During Monday's delayed NASCAR Cup Series race at Michigan, Chris Buescher held back Martin Truex Jr. to win his second race in as many weekends. It is the first stretch of consecutive wins for what is now Roush Fenway Keselowski since 2009, back when the team was a five-car juggernaut that served as Ford's clear lead operation in the series.

That success is just the latest in a series of major improvements for the team and for Buescher in particular. The operation is in year two as Roush Fenway Keselowski, with owner-driver Brad Keselowski joining team founder Jack Roush and major sports ownership operation Fenway Sports Group just last year. The team was in a McLaren-like rut for a decade after effectively losing their role as lead Ford team to Penske in 2013; now, it looks set to place both cars in the 2023 NASCAR playoffs and fight for its first championship since 2004.

When Keselowski moved from Penske to Roush, chatter around the series suggested that Roush largely gave Keselowski a stake in the team because it was a necessity to secure even an older top-level driver like Keselowski in a top-heavy, middle-light driver market. Keselowski has only been in victory lane as an owner (and not a driver) since, but he has led the organization forward as the most vocal of its three owners. While founder Jack Roush is rarely seen at the track and the owners of the Fenway Sports Group remain occupied mostly with operating the Boston Red Sox and other more traditional sports teams, Keselowski is the one giving interviews after Buescher's wins.

The addition of Keselowski to the team also coincided with the introduction of the Next Gen car. That major change to both the business model and the day-to-day operations of a NASCAR team created an opportunity for major improvement, one that the team has seized under its new name. Before Keselowski joined the team as an owner, its last win on a track without pack racing came in 2013. The team has won three such races since, including the two in the past two weeks.

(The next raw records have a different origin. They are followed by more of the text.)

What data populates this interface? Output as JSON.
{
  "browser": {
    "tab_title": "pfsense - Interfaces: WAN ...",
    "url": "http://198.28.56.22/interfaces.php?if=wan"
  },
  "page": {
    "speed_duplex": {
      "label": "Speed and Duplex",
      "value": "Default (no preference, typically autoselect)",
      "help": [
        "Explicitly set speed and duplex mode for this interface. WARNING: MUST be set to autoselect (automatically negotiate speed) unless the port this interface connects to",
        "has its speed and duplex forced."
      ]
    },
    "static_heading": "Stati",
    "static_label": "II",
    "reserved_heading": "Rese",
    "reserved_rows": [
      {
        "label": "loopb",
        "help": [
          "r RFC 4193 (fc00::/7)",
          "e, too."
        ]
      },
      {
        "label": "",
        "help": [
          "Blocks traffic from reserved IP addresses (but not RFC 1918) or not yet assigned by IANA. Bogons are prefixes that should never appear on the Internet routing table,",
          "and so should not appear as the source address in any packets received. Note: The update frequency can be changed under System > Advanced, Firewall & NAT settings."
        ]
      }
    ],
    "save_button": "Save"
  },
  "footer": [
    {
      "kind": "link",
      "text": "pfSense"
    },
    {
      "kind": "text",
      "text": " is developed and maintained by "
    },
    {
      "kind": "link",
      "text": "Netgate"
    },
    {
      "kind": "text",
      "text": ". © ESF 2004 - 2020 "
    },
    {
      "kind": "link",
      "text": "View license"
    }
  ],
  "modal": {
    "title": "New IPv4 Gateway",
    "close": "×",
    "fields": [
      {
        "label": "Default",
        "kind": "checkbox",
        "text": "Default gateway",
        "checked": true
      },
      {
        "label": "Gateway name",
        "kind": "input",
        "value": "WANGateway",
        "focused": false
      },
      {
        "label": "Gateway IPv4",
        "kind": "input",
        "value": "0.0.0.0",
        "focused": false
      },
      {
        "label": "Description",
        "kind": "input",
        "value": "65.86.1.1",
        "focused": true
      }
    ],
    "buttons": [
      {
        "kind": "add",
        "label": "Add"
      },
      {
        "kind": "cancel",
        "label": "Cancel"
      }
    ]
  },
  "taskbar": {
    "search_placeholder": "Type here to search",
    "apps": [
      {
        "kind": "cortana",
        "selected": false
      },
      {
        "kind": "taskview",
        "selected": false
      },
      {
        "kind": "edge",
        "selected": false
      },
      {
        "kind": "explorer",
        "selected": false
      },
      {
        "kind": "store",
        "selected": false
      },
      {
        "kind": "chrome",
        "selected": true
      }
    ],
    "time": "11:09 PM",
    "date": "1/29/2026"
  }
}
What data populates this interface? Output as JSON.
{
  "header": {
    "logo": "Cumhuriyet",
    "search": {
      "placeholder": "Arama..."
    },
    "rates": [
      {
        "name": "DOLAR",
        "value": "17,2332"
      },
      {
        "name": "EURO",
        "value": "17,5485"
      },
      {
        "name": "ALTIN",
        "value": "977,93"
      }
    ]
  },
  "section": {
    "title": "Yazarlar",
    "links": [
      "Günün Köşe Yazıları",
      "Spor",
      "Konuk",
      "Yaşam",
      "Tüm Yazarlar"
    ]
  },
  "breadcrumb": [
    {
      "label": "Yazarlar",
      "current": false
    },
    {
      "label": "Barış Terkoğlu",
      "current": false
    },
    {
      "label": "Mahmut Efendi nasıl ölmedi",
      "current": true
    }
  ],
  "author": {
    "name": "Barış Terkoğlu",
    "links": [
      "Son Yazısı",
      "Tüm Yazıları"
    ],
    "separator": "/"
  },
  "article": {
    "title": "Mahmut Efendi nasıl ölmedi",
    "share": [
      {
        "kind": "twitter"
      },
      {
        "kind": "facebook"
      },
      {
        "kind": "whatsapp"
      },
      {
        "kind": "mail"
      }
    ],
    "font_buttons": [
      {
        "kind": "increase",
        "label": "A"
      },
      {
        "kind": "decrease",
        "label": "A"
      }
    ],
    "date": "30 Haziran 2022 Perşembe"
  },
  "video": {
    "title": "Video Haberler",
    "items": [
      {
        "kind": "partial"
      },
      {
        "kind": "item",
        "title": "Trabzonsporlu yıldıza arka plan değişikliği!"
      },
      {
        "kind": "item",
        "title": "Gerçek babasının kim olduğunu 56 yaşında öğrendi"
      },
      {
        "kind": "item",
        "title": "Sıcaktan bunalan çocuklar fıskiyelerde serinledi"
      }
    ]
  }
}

While Buescher has been the one winning the races, Keselowski has also been a force near the front of the field in 2023. He sits eighth in unadjusted championship standings, putting him in comfortable position to make the convoluted NASCAR postseason field on points unless three separate drivers behind him in the standings win the next three races. If Keselowski makes the playoffs, he will have a real shot at a championship just as Buescher will.

That success comes as Ford's other teams struggle. Team Penske stalwarts Joey Logano and Ryan Blaney have a win each, but they sit behind Keselowski in the standings and have suffered a relatively disappointing year for a team that has won two championships in the past five seasons. The four-car Stewart-Haas racing is in even worse shape, with fifth-placed Kevin Harvick serving as a major exception while his teammates sit 24th, 25th, and 31st in the championship during what has been a lost, winless season for a two-time championship operation. In a down year for two other programs, RFK is carrying the torch for the brand's Mustangs.

That relative success in the Ford camp must be particularly satisfying for Keselowski. While he left Penske on good terms, Brad Keselowski was the team's first NASCAR Cup Series champion in 2012 and its leader through most of the years after re-joining Ford in 2013. He left for the chance at an ownership and leadership role in another team, one that may have already helped RFK get quick enough and consistent enough to fight with Penske in a championship battle.

Whether or not this performance carries over into the NASCAR playoffs is another story. Stewart-Haas, Team Penske, Hendrick Motorsports, Joe Gibbs Racing, and teams aligned with those four programs have taken the vast majority of the spots in the Championship Four since this format was introduced in 2014. RFK will have to break into that elite group for an equal shot at a title come Phoenix, then beat the competition straight-up on that track to actually win a championship. That is a tall ask, but one the team is more prepared to meet now than at any other point in the past decade.